Eğer tutulma bittikten sonra bulut olursa yine namaz kılar. Çünkü aslolan tutulmanın devam etmekte olduğudur. Şâyet tutulmanın bulut ve benzeri halle birlikte devam edip etmediğinde şüphe edecek olursa, namaz kılmaz. Çünkü aslolan bunun olmamasıdır.
6. Eğer güneş tutulmakta iken batar yahutta güneş doğarken ay tutulmuş ise namaz kılmaz. Çünkü her ikisinden yararlanma zamanının geçmesi dolayısıyla namazın teşrî’ kılınmasına neden olan illet ortadan kalkmış olmaktadır.
7. Bu namazın namaz kılmanın yasak olduğu vakitlerde kılınması caizdir. Çünkü tutulma gerçekleştiği takdirde, namaz kılma emri mutlak olarak verilmiştir.
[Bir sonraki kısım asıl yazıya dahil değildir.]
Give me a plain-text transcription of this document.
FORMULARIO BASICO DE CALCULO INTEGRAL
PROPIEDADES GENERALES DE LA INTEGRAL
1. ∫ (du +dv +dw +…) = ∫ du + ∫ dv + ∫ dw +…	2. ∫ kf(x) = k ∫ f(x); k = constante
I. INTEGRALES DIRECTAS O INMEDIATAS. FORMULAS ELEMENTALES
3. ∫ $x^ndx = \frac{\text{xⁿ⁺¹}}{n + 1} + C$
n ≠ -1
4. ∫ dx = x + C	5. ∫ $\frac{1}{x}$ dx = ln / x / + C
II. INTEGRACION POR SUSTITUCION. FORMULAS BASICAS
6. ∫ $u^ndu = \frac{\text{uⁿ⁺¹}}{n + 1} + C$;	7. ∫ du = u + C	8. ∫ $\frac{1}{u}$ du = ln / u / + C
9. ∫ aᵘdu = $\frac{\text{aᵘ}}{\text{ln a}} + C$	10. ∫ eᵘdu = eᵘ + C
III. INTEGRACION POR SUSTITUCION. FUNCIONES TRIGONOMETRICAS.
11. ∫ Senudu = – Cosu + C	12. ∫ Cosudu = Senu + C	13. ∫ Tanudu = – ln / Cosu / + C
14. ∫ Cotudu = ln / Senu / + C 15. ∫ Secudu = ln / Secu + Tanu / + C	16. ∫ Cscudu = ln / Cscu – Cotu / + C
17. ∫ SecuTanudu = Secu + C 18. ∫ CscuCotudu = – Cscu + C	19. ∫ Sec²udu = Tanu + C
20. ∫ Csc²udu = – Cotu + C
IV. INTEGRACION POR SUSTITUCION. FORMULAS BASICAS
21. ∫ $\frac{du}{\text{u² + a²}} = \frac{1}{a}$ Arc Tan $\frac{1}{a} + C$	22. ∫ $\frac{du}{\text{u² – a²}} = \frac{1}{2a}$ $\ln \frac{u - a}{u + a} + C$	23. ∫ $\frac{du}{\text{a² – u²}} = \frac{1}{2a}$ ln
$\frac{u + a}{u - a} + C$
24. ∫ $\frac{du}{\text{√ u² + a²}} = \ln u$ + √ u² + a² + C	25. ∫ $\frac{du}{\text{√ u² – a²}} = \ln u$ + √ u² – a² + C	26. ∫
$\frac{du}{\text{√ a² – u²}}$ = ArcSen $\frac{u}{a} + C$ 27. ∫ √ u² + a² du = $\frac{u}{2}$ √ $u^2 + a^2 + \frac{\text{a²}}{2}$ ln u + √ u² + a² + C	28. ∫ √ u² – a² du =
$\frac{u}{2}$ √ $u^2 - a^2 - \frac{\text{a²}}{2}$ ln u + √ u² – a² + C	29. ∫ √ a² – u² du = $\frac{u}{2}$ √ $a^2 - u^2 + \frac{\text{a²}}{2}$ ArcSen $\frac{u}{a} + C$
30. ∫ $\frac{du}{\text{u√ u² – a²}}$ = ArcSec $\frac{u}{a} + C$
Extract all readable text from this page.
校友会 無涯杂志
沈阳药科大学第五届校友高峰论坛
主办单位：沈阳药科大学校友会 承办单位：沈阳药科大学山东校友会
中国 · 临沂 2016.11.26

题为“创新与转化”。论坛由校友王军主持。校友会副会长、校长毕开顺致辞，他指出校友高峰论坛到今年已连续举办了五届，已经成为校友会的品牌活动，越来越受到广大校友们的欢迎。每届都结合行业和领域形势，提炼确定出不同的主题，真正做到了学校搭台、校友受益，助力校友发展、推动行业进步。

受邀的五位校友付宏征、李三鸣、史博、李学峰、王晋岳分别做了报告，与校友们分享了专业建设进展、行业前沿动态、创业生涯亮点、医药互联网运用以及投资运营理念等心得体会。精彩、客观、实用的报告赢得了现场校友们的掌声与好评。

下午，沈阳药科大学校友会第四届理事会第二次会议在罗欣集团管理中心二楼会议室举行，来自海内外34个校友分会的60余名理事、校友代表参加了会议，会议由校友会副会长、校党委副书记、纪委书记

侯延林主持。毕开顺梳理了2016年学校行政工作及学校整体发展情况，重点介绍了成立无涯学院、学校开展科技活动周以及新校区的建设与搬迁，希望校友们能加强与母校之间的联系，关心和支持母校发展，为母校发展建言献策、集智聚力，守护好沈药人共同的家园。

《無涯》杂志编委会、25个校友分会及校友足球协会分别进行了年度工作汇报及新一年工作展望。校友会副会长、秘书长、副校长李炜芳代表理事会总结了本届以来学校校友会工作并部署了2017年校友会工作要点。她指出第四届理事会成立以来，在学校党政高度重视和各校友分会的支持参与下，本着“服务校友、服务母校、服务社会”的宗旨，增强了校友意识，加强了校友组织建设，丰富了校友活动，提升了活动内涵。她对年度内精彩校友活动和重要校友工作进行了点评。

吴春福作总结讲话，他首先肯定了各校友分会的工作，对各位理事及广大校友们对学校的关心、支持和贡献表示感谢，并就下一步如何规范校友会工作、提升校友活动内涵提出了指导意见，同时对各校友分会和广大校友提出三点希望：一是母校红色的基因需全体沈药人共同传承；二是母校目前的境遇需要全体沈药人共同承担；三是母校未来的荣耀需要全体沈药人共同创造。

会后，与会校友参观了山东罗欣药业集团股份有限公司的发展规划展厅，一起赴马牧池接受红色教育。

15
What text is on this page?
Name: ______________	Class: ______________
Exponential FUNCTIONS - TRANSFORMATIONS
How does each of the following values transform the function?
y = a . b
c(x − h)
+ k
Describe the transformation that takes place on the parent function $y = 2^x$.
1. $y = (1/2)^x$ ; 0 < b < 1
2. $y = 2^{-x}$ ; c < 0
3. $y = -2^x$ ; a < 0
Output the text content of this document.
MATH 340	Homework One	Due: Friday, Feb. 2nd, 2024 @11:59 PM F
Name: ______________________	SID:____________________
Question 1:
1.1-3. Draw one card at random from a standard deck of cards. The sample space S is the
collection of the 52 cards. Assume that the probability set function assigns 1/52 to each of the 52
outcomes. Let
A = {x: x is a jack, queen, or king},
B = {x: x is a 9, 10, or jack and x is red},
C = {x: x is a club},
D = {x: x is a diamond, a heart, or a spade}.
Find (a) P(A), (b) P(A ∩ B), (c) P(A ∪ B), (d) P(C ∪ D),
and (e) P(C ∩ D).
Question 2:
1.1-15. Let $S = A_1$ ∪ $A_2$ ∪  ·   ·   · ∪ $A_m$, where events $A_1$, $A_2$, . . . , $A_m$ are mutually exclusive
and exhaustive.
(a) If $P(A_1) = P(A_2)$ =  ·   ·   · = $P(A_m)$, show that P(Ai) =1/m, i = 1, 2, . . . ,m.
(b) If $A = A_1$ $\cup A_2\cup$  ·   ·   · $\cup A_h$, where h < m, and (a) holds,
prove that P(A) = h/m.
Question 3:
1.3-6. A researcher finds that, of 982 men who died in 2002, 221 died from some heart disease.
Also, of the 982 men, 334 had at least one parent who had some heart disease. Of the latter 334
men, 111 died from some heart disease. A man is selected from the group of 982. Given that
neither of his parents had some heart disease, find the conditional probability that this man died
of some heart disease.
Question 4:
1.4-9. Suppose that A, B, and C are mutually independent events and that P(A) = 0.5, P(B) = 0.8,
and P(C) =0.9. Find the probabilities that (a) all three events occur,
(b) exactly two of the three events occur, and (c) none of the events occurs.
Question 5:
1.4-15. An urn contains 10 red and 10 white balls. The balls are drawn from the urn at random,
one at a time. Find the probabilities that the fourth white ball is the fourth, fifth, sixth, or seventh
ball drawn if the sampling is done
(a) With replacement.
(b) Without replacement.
8. Ayakta Kur'ân okumayı uzunca tutması sünnettir. Ruku’ ve sücudu da uzatması sünnettir. Çünkü bu Peygamber Sallallahu aleyhi vesellem'den sabit olmuştur.
9. Kusûf namazı için gusletmek sünnet değildir. Çünkü Peygamber Sallallahu aleyhi vesellem ve ashabı bu namaz için gusletmedikleri gibi, bunu kılmak için ellerini çabuk tutmuşlardır. Gusül ise tutulmanın bilinmesi zamanından itibaren bu namazın çabucak kılınabilmesinin müekked bir sünnet olması ile bağdaşmamaktadır.
10. İmamın namazdan sonra öğüt vermesi, insanları gaflet ve aldanıştan sakındırması, onlara çokça dua edip, mağfiret dilemeyi emretmesi sünnettir. Nitekim bütün bu hususlar Peygamber Sallallahu aleyhi vesellem'den sabit olmuştur.
11. Güneş tutulması ile cenaze namazı birarada bulunacak olursa, önce cenaze namazı kılınır. Çünkü onun için korkulur. Eğer farz namazın son vakti ile birlikte güneş tutulması sözkonusu olursa farz namaz kılmakla başlanır. Çünkü onun hükmü daha güçlüdür. Şâyet namazın ilk vaktinde görülürse küsuf namazı kılmakla başlanır, çünkü geçeceğinden korkulur. Eğer Kusûf namazı ile vitir birarada bulunur ve ikisinin de geçeceğinden korkulursa bu sefer Kusûf namazı kılmakla başlanır. Çünkü o daha çok pekiştirilmiş bir hükümdür.834
12. Tutulma dışındaki başka alâmetler dolayısıyla namaz kılınmaz. Çünkü Peygamber Sallallahu aleyhi vesellem'den olsun, onun halifelerinden olsun böyle bir şey nakledilmiş değildir. Ancak İmam Ahmed şöyle demektedir: Sürekli zelzele dolayısıyla namaz kılınır. Çünkü Peygamber Sallallahu aleyhi vesellem Kusûfu onun Allah’ın kendisi vasıtasıyla kullarını korkuttuğu bir âyet (alâmet ve belge) olmakla gerekçelendirmiştir. Zelzele ise daha çok korkutucu bir şeydir. Bir defalık sarsıntıda ise namaz kılabilecek kadar bir süre devamı sözkonusu değildir.835
13. Yüce Allah'ı zikretmek, dua etmek, tekbir getirmek, mağfiret dilemek, sadaka vermek, köle azad etmek, güç yetirildiği kadarıyla yüce Allah'a yakınlaşmaya çalışmak da müstehabtır. Çünkü Âişe Radıyallahu anha'dan rivâyete göre Peygamber Sallallahu aleyhi vesellem şöyle buyurmuştur: "...Bunların tutulduklarını gördüğünüz vakit tekbir getiriniz, Allah'a dua ediniz, namaz kılınız ve sadaka veriniz..."836
Ebu Musa'dan rivâyete göre Peygamber Sallallahu aleyhi vesellem şöyle buyurmuştur: "Allah’ın gönderdiği bu âyetler hiç şüphesiz herhangi bir kimsenin ölümü ya da hayatı (doğumu) dolayısıyla olmazlar. Fakat yüce Allah bunları kendileriyle kullarını korkutmak için gönderir. Bunlardan herhangi birisini görecek olursanız, hemen O'nu anmaya, O'ndan mağfiret dilemeye koşunuz."837
Esmâ Radıyallahu anha'dan şöyle dediği rivâyet edilmiştir: Peygamber Sallallahu aleyhi vesellem güneş tutulması sırasında köle azad etmeyi emretmiştir.838 Çünkü bu Allah tarafından bir korkutmadır. O halde bunu kullarının üzerinden açması için yüce Allah'a itaat etmeye koşmak gerekir.